Complete the following procedure to complete a multipart upload using the AWS Command Line Interface (AWS CLI). You do this by using the complete-multipart-upload command. For more information, see complete-multipart-upload in the AWS CLI Command Reference.

Note

You must install the AWS CLI and configure it for Lightsail and Amazon S3 before continuing with this procedure. For more information, see Configure the AWS CLI to work with Lightsail.

  1. Open a Command Prompt or Terminal window.

  2. Enter the following command to upload a part to your bucket.

    aws s3api complete-multipart-upload --multipart-upload file://JSONFileName --bucket BucketName --key ObjectKey --upload-id "UploadID" --acl bucket-owner-full-control

    In the command, replace the following example text with your own:

    • JSONFileName - The name of the .json file that you created earlier in this guide (for example, mpstructure.json).

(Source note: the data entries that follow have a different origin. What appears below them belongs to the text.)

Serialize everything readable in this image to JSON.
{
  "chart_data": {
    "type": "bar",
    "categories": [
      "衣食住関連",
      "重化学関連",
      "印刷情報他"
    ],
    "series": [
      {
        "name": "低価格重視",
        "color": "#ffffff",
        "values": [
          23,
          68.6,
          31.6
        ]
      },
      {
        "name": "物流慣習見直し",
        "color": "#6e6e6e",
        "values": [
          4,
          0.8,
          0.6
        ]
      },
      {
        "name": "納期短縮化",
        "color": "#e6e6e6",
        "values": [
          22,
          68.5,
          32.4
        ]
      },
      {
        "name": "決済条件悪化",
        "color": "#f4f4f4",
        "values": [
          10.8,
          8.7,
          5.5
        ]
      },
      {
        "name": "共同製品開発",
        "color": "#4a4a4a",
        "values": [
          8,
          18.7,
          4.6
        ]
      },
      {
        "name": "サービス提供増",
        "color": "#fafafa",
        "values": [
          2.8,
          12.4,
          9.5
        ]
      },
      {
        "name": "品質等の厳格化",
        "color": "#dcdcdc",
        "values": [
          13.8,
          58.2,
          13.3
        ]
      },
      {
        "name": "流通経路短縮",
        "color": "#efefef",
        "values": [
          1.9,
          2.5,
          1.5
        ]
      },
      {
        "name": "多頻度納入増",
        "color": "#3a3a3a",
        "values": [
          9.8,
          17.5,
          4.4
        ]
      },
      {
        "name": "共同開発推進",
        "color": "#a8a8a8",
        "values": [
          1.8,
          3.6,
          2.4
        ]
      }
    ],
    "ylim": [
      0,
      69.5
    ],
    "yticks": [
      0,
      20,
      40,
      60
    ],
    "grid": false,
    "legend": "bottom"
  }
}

    • BucketName - The name of the bucket for which you want to complete a multipart upload.

    • ObjectKey - The object key of the multipart upload.

    • UploadID - The upload ID of the multipart upload that you created earlier in this guide.

    aws s3api complete-multipart-upload --multipart-upload file://mpstructure.json --bucket DOC-EXAMPLE-BUCKET --key sailbot.mp4 --upload-id "R4QU.mO.exampleiHWiLOeNw7JtXX7OotRhTLsXXCzF21CZdYlfj5lfjtiMnpzVw2WPj.exampleBTmL_N_.42.DlHYOTsITFsX.tO3XOUTTAHiCxY5VR8jWRGdkVkUG" --acl bucket-owner-full-control

    You should see a response similar to the following example. This confirms that the multipart upload is completed. The object is now assembled and available in the bucket.

    
            Result of the complete-multipart-upload command

List multipart uploads for a bucket using the AWS CLI

Complete the following procedure to list all multipart uploads for a bucket using the AWS Command Line Interface (AWS CLI). You do this by using the list-multipart-uploads command. For more information, see list-multipart-uploads in the AWS CLI Command Reference.

Note

You must install the AWS CLI and configure it for Lightsail and Amazon S3 before continuing with this procedure. For more information, see Configure the AWS CLI to work with Lightsail.

  1. Open a Command Prompt or Terminal window.

  2. Enter the following command to upload a part to your bucket.

    aws s3api list-multipart-uploads --bucket BucketName

    In the command, replace BucketName with the name of the bucket for which you want to list all multipart uploads.

    Example:

    aws s3api list-multipart-uploads --bucket DOC-EXAMPLE-BUCKET

    You should see a response similar to the following example.

    
            Result of the list-multipart-uploads command

Stop a multipart upload using the AWS CLI

Complete the following procedure to stop a multipart upload using the AWS Command Line Interface (AWS CLI). You do this if you started a multipart upload but no longer want to continue it. You do this by using the abort-multipart-upload command. For more information, see abort-multipart-upload in the AWS CLI Command Reference.

Note

You must install the AWS CLI and configure it for Lightsail and Amazon S3 before continuing with this procedure. For more information, see Configure the AWS CLI to work with Lightsail.

  1. Open a Command Prompt or Terminal window.

  2. Enter the following command to upload a part to your bucket.

    aws s3api abort-multipart-upload --bucket BucketName --key ObjectKey --upload-id "UploadID" --acl bucket-owner-full-control

    In the command, replace the following example text with your own:

    • BucketName - The name of the bucket for which you want to stop a multipart upload.

    • ObjectKey - The object key of the multipart upload.

    • UploadID - The upload ID of the multipart upload that you want to stop.

    Example:

    aws s3api abort-multipart-upload --bucket DOC-EXAMPLE-BUCKET --key sailbot.mp4 --upload-id "R4QU.mO.exampleiHWiLOeNw7JtXX7OotRhTLsXXCzF21CZdYlfj5lfjtiMnpzVw2WPj.exampleBTmL_N_.42.DlHYOTsITFsX.tO3XOUTTAHiCxY5VR8jWRGdkVkUG" --acl bucket-owner-full-control

    This command does not return a response. You can run a list-multipart-uploads command to confirm that the multipart upload was stopped.